Enter a ticker to calculate F-Score
Try AAPL, MSFT, or any US-listed company. The calculator fetches two years of annual financial statements and scores all 9 Piotroski signals instantly.
How to use this Piotroski F-Score calculator
Enter a ticker and click Analyze
Type any US-listed ticker — AAPL, F, NUE, HTZ — and click Analyze. The calculator fetches two years of annual income statements, balance sheets, and cash flow statements from Yahoo Finance automatically. No manual data entry needed.
Read the score and label
The large score out of 9 is color-coded: green for Strong Financial Health (7–9), amber for Neutral (4–6), red for Weak — Potential Distress Signals (0–3). The label summarizes the overall picture at a glance.
Review each signal
The nine signals are grouped into Profitability (F1–F4), Leverage & Liquidity (F5–F7), and Operating Efficiency (F8–F9). Each row shows a pass ✓ or fail ✗ and a plain-English explanation with the actual computed values — so you know exactly why a signal passed or failed.
Use it as a pre-DCF filter
A high F-Score means the company's fundamentals are improving — run a DCF valuation to see if it's undervalued.
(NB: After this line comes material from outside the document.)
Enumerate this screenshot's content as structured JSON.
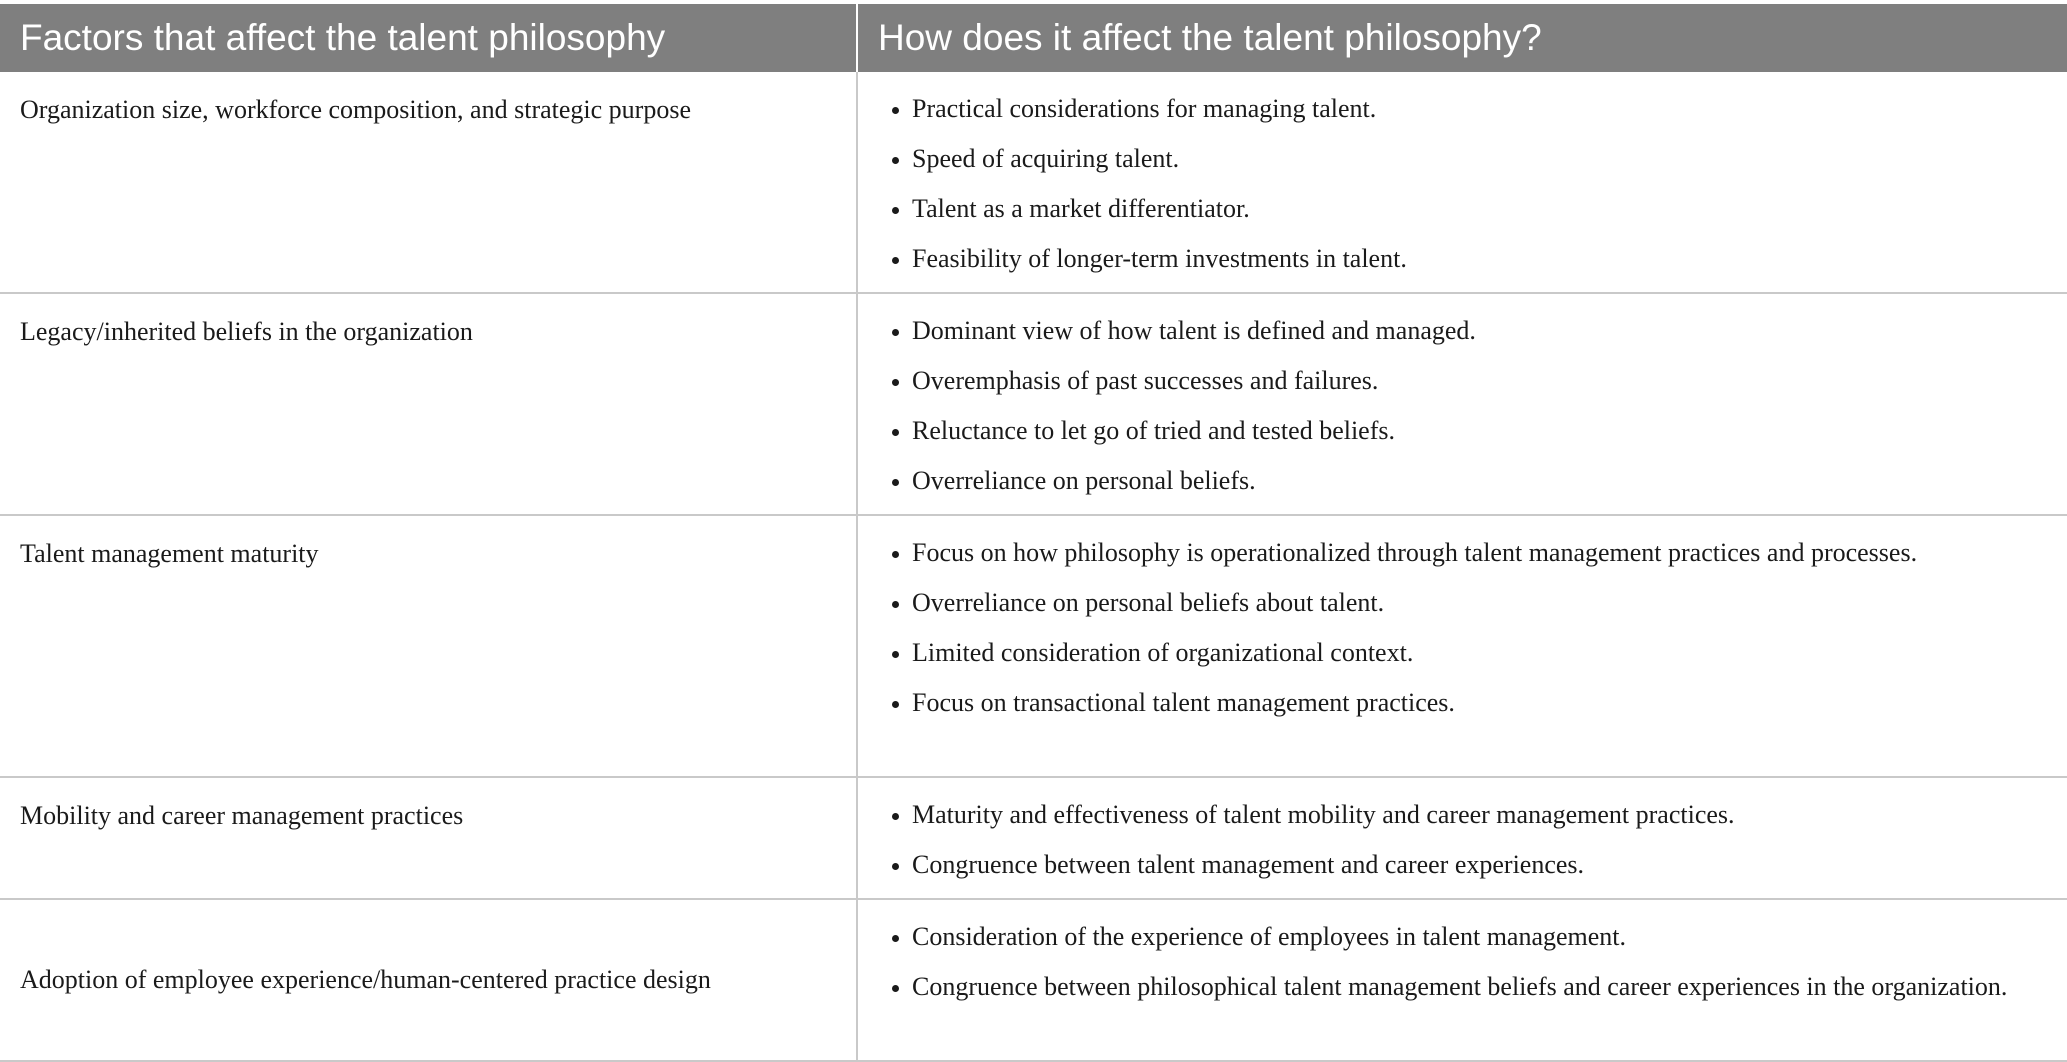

A low F-Score warrants checking earnings quality before modeling future cash flows.
Piotroski F-Score — Frequently Asked Questions
What is the Piotroski F-Score?
The Piotroski F-Score is a 9-point financial health screen developed by Joseph Piotroski in his 2000 paper 'Value Investing: The Use of Historical Financial Statement Information to Separate Winners from Losers.' It scores a company across nine binary signals — four covering profitability, three covering leverage and liquidity, and two covering operating efficiency. Each signal earns a 1 if passed, 0 if failed. Scores of 7–9 indicate strong financial health; 0–3 signal potential distress.
What is a good Piotroski F-Score?
A score of 7, 8, or 9 is considered strong — the company is passing most of the financial health signals. Scores of 4, 5, or 6 are neutral; the company has mixed financial characteristics and warrants further review. Scores of 0, 1, 2, or 3 indicate weak financial conditions that may signal operational or financial deterioration. Piotroski's original research found that a long/short portfolio buying high-scorers and shorting low-scorers generated significant abnormal returns among value stocks.
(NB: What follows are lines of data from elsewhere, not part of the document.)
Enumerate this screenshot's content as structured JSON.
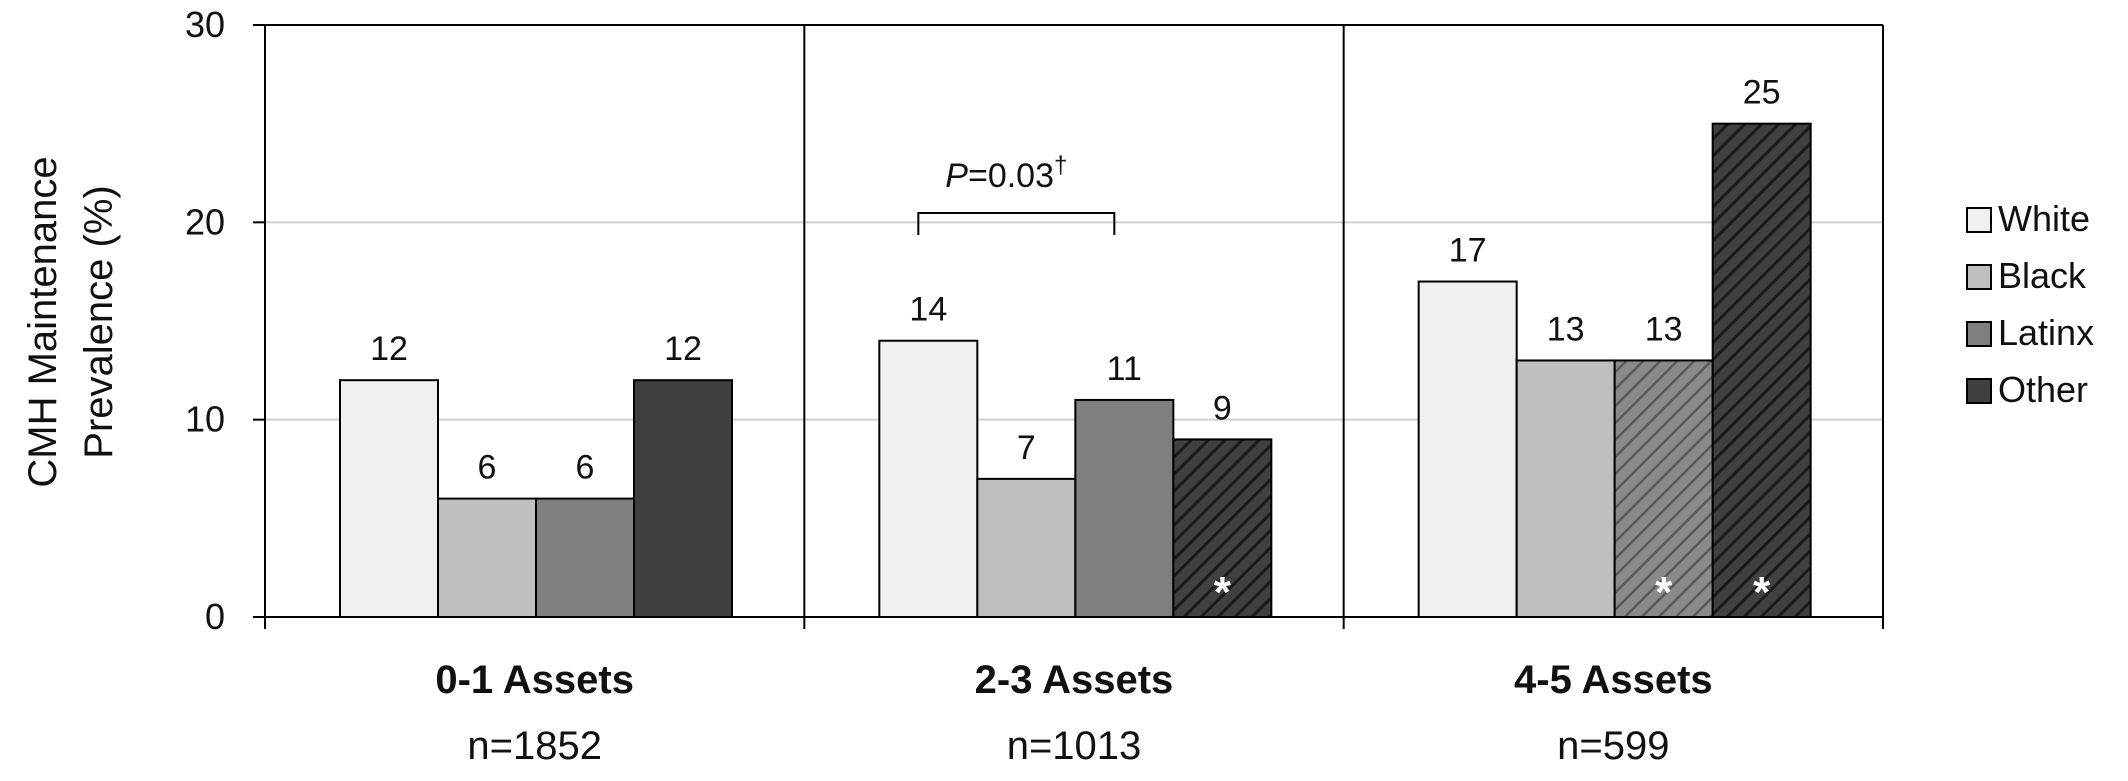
{
  "chart_data": {
    "type": "bar",
    "ylabel_lines": [
      "CMH Maintenance",
      "Prevalence (%)"
    ],
    "ylim": [
      0,
      30
    ],
    "yticks": [
      "0",
      "10",
      "20",
      "30"
    ],
    "grid": true,
    "legend_position": "right",
    "groups": [
      {
        "label": "0-1 Assets",
        "n": "n=1852"
      },
      {
        "label": "2-3 Assets",
        "n": "n=1013"
      },
      {
        "label": "4-5 Assets",
        "n": "n=599"
      }
    ],
    "series": [
      {
        "name": "White",
        "color": "#f0f0f0",
        "values": [
          12,
          14,
          17
        ],
        "labels": [
          "12",
          "14",
          "17"
        ]
      },
      {
        "name": "Black",
        "color": "#bfbfbf",
        "values": [
          6,
          7,
          13
        ],
        "labels": [
          "6",
          "7",
          "13"
        ]
      },
      {
        "name": "Latinx",
        "color": "#7f7f7f",
        "values": [
          6,
          11,
          13
        ],
        "labels": [
          "6",
          "11",
          "13"
        ]
      },
      {
        "name": "Other",
        "color": "#404040",
        "values": [
          12,
          9,
          25
        ],
        "labels": [
          "12",
          "9",
          "25"
        ]
      }
    ],
    "hatched": [
      [
        3,
        1
      ],
      [
        2,
        2
      ],
      [
        3,
        2
      ]
    ],
    "star_marker": "*",
    "annotation": {
      "group": 1,
      "from_series": 0,
      "to_series": 2,
      "p_italic": "P",
      "p_rest": "=0.03",
      "p_sup": "†"
    }
  }
}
Does the Piotroski F-Score work for all stocks?
The F-Score was originally tested on value stocks (high book-to-market ratio) and works best for small and mid-cap companies where financial improvement drives stock re-rating. It is less reliable for financial sector companies (banks, insurance), early-stage companies with no profitability history, and companies with only one year of financial data — the model requires two years of annual statements to compute year-over-year changes. Use it as a directional screen, not a standalone buy or sell signal.
How does the Piotroski F-Score relate to the Altman Z-Score?
Both are accounting-based financial health screens, but they measure different things. The Altman Z-Score predicts near-term bankruptcy risk using a weighted formula of five ratios. The Piotroski F-Score measures whether a company's financial condition is improving or deteriorating across nine signals — it is more about momentum in financial health than absolute distress. Many investors use both together: the Z-Score as a solvency gate and the F-Score to confirm that operating trends are moving in the right direction before running a DCF valuation.